Razer co-founder and chief executive officer Tan Min-Liang (pictured) has defended his latest plan to invest RM10 million into Malaysia’s e-sports scene next year. Singaporean netizens had allegedly criticised Razer for not contributing to Singapore’s e-sports scene and Tan wrote in a Facebook post that he received “a slew of abusive messages”.
In the Facebook post, Tan stated that his investment in Malaysian e-sports is “a good thing” for the community.
Singaporeans should be glad that the entire region will be able to grow in the e-sports industry.
According to Tan, Razer is “probably one of the biggest supporters” of e-sports in Singapore, having sponsored Hyperplay, the SEA Majors and the PVP eSports Championship alongside Singtel. He added that the company has also been supporting Singaporean e-sports athletes such as Ho Kun Xian and is constantly looking to support more gamers. Tan also pointed out that Razer has “hundreds of employees” in Singapore, some of who were hired specifically for e-sports. “I suspect we might actually be the biggest employers of e-sports professionals in Singapore,” Tan added.
“We will continue to invest in e-sports in Singapore AND the rest of the world…So instead of being abusive – we should be celebrating the fact that we will be seeing the growth of esports in the region and we, at Razer, are committed to spearheading it,” he said.
Tan’s decision came after Finance Minister Lim Guan Eng announced during his Budget 2019 speech that the government is allocating RM10 million to the Malaysian Digital Economy Corporation for e-sports. This is because the government recognises e-sports as an activity and industry which is growing increasingly popular among the younger generation, especially software engineers and gaming developers.
Tan called this “an incredibly progressive budget” for Malaysia and is eager to work with the Malaysian government to bring e-sports to the next level. Razer also recently made known of its plan to launch its smartphones to other markets next year, with Malaysia being a key market alongside Thailand, South Korea, Taiwan and Australia.

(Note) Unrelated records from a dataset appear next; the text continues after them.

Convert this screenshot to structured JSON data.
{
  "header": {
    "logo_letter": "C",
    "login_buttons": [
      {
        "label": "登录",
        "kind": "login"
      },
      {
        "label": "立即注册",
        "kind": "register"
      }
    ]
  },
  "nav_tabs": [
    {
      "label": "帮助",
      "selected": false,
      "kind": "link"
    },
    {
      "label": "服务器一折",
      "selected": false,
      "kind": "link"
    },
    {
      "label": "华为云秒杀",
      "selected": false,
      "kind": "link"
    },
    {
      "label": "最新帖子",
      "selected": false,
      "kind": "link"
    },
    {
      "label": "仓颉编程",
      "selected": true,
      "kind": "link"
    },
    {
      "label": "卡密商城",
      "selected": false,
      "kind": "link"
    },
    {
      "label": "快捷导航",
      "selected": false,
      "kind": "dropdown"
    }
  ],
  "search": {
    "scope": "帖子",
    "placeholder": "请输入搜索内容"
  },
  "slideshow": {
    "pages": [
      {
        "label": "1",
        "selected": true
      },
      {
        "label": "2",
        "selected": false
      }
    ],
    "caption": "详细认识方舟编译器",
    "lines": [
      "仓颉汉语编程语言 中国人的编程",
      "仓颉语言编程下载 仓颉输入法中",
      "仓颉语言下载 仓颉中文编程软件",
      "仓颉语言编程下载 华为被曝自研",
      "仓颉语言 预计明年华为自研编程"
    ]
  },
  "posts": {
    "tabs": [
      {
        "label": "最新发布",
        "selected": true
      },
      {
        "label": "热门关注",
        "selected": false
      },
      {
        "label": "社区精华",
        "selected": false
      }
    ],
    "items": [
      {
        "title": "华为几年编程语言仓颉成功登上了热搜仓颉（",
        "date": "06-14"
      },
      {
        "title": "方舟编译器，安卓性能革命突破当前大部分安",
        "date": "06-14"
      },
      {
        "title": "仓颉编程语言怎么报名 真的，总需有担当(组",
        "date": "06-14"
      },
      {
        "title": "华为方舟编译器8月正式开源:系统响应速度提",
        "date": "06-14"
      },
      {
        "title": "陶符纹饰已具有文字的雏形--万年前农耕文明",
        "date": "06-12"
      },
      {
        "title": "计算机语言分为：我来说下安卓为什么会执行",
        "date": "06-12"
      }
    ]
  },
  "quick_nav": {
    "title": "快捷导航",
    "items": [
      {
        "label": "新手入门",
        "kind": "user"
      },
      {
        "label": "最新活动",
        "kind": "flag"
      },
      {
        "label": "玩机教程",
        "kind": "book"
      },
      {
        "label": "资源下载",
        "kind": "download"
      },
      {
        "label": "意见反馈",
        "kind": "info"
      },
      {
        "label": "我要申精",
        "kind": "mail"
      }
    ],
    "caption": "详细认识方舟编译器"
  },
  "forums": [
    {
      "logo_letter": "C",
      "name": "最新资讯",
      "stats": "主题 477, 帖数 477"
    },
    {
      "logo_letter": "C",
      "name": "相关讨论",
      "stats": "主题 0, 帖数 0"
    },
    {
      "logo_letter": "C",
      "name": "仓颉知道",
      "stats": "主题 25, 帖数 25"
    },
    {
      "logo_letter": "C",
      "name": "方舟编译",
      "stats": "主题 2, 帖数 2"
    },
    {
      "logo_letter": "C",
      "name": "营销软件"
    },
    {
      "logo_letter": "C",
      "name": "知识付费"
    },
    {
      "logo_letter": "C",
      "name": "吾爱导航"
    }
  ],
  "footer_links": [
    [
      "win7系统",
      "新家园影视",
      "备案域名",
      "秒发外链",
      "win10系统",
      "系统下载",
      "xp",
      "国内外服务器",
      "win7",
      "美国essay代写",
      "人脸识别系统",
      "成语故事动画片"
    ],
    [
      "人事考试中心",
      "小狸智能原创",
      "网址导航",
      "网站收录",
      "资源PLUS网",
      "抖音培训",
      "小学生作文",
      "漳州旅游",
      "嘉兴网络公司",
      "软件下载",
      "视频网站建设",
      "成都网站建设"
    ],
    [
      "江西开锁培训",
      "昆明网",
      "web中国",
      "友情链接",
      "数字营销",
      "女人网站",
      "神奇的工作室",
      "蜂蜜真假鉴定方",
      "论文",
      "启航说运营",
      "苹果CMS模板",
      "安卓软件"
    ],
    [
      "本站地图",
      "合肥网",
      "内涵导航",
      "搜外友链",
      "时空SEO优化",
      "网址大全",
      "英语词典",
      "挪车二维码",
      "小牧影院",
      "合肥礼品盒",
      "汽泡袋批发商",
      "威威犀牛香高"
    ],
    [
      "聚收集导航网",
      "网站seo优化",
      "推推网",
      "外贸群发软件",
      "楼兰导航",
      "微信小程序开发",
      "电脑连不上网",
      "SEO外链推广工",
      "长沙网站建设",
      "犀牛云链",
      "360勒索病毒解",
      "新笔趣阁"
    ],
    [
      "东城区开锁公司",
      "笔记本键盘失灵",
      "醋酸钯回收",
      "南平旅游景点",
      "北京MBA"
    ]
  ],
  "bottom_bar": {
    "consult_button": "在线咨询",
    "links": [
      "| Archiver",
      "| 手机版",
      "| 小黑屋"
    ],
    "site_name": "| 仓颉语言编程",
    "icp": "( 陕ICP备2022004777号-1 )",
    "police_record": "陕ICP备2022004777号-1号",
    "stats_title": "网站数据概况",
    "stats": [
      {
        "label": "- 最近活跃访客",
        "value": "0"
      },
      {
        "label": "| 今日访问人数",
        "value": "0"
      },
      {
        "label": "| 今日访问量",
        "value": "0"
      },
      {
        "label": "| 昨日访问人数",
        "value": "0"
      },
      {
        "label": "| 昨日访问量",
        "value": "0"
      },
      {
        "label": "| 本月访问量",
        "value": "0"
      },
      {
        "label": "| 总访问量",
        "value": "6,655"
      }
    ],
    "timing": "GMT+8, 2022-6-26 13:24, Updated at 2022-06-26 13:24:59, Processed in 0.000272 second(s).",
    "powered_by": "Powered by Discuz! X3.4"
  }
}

Meanwhile, CEO of MDEC, Datuk Yasmin Mahmood said in a commentary about Budget 2019 that e-sports is an important growth sector and its rise in the country and Asia is due to “positive policies” such as the endorsement of e-sports as an official sports in several countries including Malaysia, South Korea and China, as well as by the Asian Games.
“There’s more to e-sports than playing games. It is a large industry that can potentially provide high-quality jobs for the youth including software developers and engineers, graphic designers and illustrators; and even e-sports marketing and advertisers. The budget announcement gives legitimacy and empowerment to the youth to pursue their passion for e-sports and games,” she said.